Gejala yang sering muncul akibat stres kronis meliputi kelelahan berkepanjangan, gangguan tidur, nyeri otot, sakit kepala, gangguan pencernaan, jantung berdebar, dan penurunan daya tahan tubuh. Banyak orang menjalani pemeriksaan medis berulang tanpa hasil jelas, karena akar masalahnya bersifat fungsional dan terkait stres.
Cara Mengurangi Dampak Stres pada Tubuh
Mengelola stres bukan berarti menghilangkan semua masalah, melainkan membantu tubuh kembali ke kondisi seimbang. Pendekatan paling efektif melibatkan perubahan gaya hidup dan pengelolaan respons tubuh terhadap stres.
Tidur berkualitas membantu menurunkan kortisol dan memulihkan hormon. Aktivitas fisik ringan hingga sedang menurunkan hormon stres dan meningkatkan endorfin. Teknik pernapasan dan meditasi membantu menenangkan sistem saraf. Pola makan seimbang mendukung pencernaan dan keseimbangan hormon. Dukungan sosial dan waktu istirahat mental juga berperan besar dalam pemulihan tubuh. Pada kondisi tertentu, konsultasi dengan tenaga kesehatan atau profesional kesehatan mental sangat dianjurkan, terutama jika stres sudah memicu gejala fisik yang berat atau berkepanjangan.
Kapan Stres Perlu Diwaspadai?
Stres perlu mendapat perhatian serius jika disertai nyeri dada, sesak nafas, gangguan pencernaan berat, gangguan tidur kronis, perubahan berat badan drastis, atau gangguan suasana hati yang menetap. Kondisi ini menandakan bahwa tubuh sudah terlalu lama berada dalam mode darurat.

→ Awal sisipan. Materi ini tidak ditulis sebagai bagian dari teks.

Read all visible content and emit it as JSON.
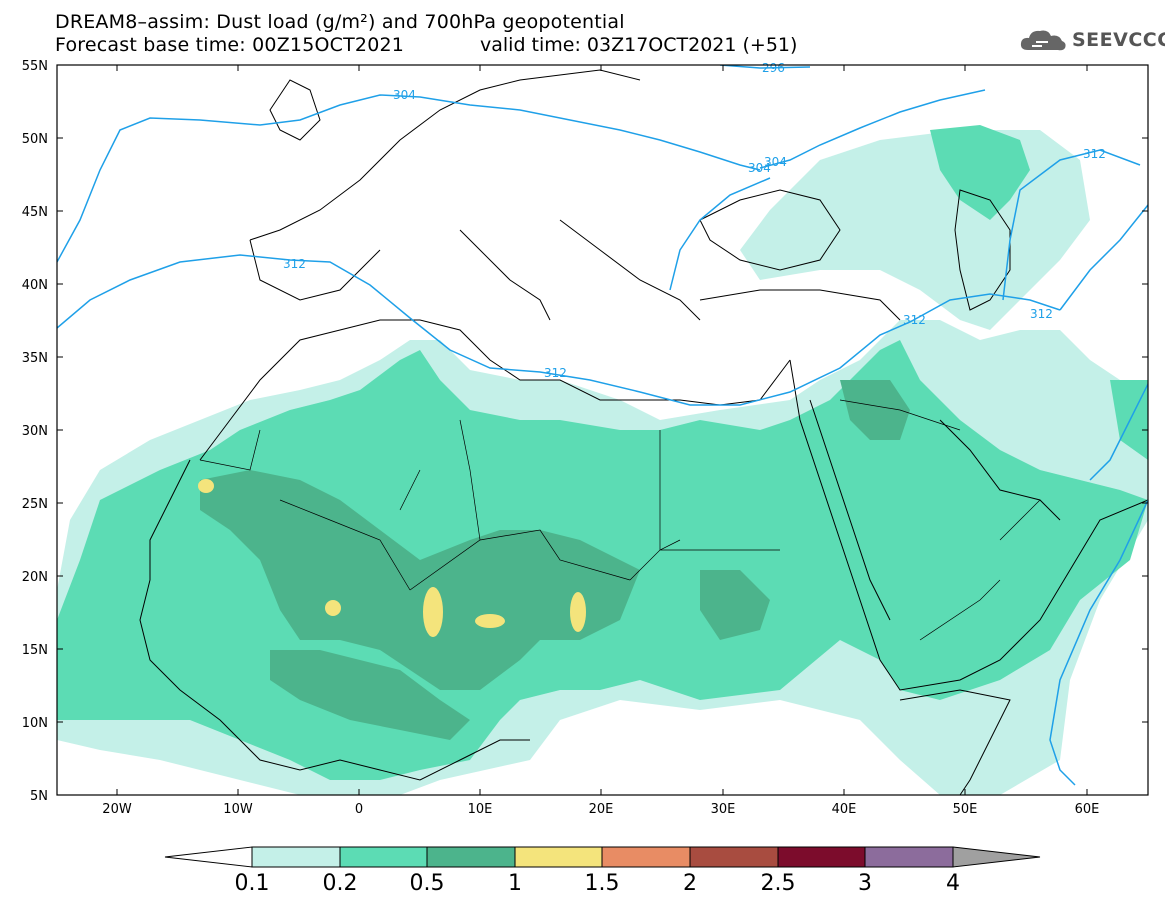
{
  "title_line1": "DREAM8–assim: Dust load (g/m²) and 700hPa geopotential",
  "title_line2_left": "Forecast base time: 00Z15OCT2021",
  "title_line2_right": "valid time: 03Z17OCT2021 (+51)",
  "logo_text": "SEEVCCC",
  "lat_ticks": [
    "55N",
    "50N",
    "45N",
    "40N",
    "35N",
    "30N",
    "25N",
    "20N",
    "15N",
    "10N",
    "5N"
  ],
  "lon_ticks": [
    "20W",
    "10W",
    "0",
    "10E",
    "20E",
    "30E",
    "40E",
    "50E",
    "60E"
  ],
  "contour_labels": [
    "296",
    "304",
    "304",
    "304",
    "312",
    "312",
    "312",
    "312",
    "312"
  ],
  "colorbar": {
    "labels": [
      "0.1",
      "0.2",
      "0.5",
      "1",
      "1.5",
      "2",
      "2.5",
      "3",
      "4"
    ],
    "colors": [
      "#c4f0e8",
      "#5cdcb4",
      "#4cb48c",
      "#f4e47c",
      "#e88c64",
      "#a84c40",
      "#7c0c2c",
      "#8c6c9c"
    ],
    "under_color": "#ffffff",
    "over_color": "#a0a0a0"
  }
}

Stres bukan hanya masalah pikiran, tetapi kondisi yang mempengaruhi seluruh tubuh. Jantung bekerja lebih keras, pencernaan menjadi tidak seimbang, dan hormon terganggu ketika stres berlangsung lama. Dampaknya sering muncul secara perlahan dan tidak disadari, hingga akhirnya mengganggu kesehatan secara menyeluruh. Dengan memahami bagaimana stres mempengaruhi jantung, pencernaan, dan hormon, kita dapat lebih waspada terhadap sinyal tubuh dan mengambil langkah tepat untuk melindungi kesehatan jangka panjang.
Jaga kesehatan Anda dan keluarga dengan layanan lengkap dari Blooming Health Care. Kami menyediakan jasa vaksinasi, infus vitamin, dan perawatan home care profesional langsung ke rumah, aman, nyaman, dan ditangani tenaga medis berpengalaman. Tanpa antre, tanpa repot, cukup hubungi kami dan tim kami akan datang ke lokasi Anda. Blooming Health Care siap melayani Anda dalam Bahasa Inggris, Indonesia, dan Mandarin untuk pengalaman perawatan yang lebih nyaman dan personal.
Blooming Health Care, solusi sehat dan praktis di era modern. Hubungi WA kami 0813 9077 7205 untuk konsultasi lebih lanjut.
Referensi
- American Psychological Association. Stress Effects on the Body.
- Mayo Clinic. Chronic Stress and Its Impact on Health.
- Cleveland Clinic. Stress and the Body.
- Harvard Health Publishing. Understanding the Stress Response and Its Effects.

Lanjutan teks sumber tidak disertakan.